There are many sad stories relating to redundancy. Redundancies can deeply affect the departments concerned, and sometimes the impact is particularly long-lasting. This is especially true in universities that still enjoy a good degree of collegiality, although the increasing introduction of hierarchical management structures is destroying collegiate ties. These new hierarchies have the managerial advantage of weakening the bonds among academic staff that, in the past, led to substantial resistance to the concept of redundancies. However, they also greatly reduce the flow of information from ordinary academic staff to managers, although it is far from clear that this is as widely appreciated by managers as it should be. Of course, limited information leads to unwise and inappropriate management decisions.
A number of academics simply leave a university because they get a sniff of the problems ahead — for example, by being counselled about their research performance. The idiosyncrasies of different managers’ definitions of what constitutes appropriate performance can be rather different from one place to another, making it possible for a scientist who is frowned upon at one institution to be welcomed elsewhere. For example, some managers focus sharply on research income earned; others do not. Of course, in cases where budgetary problems are the main motivators for redundancy, academics endeavour to leave foundering universities for ones that are better resourced.

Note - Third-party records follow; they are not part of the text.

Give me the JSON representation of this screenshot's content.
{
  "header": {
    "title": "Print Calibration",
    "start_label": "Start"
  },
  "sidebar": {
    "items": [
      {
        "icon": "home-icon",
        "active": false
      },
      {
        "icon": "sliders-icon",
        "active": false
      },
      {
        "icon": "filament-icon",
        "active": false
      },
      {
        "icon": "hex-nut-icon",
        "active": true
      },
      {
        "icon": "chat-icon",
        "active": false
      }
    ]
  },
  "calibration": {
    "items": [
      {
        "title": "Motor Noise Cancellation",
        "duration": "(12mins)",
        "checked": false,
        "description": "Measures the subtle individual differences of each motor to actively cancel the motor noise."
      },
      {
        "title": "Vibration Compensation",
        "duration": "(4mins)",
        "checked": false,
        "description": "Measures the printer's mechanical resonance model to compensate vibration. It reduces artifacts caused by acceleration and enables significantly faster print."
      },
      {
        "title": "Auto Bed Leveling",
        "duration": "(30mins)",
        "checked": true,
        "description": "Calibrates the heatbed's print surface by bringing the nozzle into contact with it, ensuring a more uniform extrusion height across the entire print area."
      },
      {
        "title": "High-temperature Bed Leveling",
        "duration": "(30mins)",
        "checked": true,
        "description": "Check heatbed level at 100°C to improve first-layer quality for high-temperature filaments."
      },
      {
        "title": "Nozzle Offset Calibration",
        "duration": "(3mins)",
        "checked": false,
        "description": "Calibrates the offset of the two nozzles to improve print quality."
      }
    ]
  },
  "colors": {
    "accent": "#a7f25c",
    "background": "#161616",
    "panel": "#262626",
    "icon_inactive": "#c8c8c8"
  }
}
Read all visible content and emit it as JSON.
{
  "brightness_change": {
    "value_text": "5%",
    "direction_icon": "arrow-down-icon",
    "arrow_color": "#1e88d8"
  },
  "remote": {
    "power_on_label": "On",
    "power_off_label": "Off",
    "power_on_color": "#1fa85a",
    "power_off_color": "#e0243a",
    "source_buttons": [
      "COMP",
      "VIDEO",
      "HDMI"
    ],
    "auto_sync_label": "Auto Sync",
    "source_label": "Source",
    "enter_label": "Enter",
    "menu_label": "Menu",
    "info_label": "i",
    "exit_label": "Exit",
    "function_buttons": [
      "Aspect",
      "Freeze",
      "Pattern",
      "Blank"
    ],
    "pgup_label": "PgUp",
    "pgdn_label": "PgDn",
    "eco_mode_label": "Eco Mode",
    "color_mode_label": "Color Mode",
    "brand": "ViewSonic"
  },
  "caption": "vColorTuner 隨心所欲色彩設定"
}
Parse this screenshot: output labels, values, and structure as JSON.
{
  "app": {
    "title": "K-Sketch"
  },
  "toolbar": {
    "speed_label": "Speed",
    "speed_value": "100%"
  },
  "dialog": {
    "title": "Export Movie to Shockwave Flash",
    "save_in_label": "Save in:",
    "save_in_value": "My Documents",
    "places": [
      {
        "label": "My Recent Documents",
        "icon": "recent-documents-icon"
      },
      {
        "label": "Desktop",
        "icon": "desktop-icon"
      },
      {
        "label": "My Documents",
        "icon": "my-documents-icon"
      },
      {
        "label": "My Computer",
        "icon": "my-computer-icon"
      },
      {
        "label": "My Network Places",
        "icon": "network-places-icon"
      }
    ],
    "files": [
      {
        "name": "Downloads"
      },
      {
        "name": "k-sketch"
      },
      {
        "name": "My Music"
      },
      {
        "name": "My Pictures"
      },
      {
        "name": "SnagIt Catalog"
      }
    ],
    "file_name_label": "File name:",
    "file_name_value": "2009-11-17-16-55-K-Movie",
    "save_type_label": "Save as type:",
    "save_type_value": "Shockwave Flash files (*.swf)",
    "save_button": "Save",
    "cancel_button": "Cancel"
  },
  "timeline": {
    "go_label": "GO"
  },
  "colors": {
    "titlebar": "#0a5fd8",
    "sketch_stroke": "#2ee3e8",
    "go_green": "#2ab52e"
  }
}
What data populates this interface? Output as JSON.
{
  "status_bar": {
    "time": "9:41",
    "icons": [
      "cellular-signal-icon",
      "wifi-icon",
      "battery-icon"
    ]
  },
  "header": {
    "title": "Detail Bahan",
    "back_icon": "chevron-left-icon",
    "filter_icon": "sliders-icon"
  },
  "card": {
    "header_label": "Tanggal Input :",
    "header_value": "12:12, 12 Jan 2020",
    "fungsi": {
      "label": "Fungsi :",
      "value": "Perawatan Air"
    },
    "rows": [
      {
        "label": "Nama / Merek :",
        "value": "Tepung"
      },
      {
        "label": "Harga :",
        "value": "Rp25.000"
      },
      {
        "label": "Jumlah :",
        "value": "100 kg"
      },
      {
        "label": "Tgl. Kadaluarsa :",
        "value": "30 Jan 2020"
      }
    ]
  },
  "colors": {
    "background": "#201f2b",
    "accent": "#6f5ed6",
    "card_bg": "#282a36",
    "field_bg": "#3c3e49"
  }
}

The majority of those who are made redundant are aged between their late forties and early sixties, and the opportunity for them to find employment again, as academics, is often very slight. There is no parallel outside Australia for the extent, and trauma, of redundancies in universities. The currently accepted practice of dealing with budgetary and performance issues through redundancies does not work in favour of the long-term strength and health of Australian universities.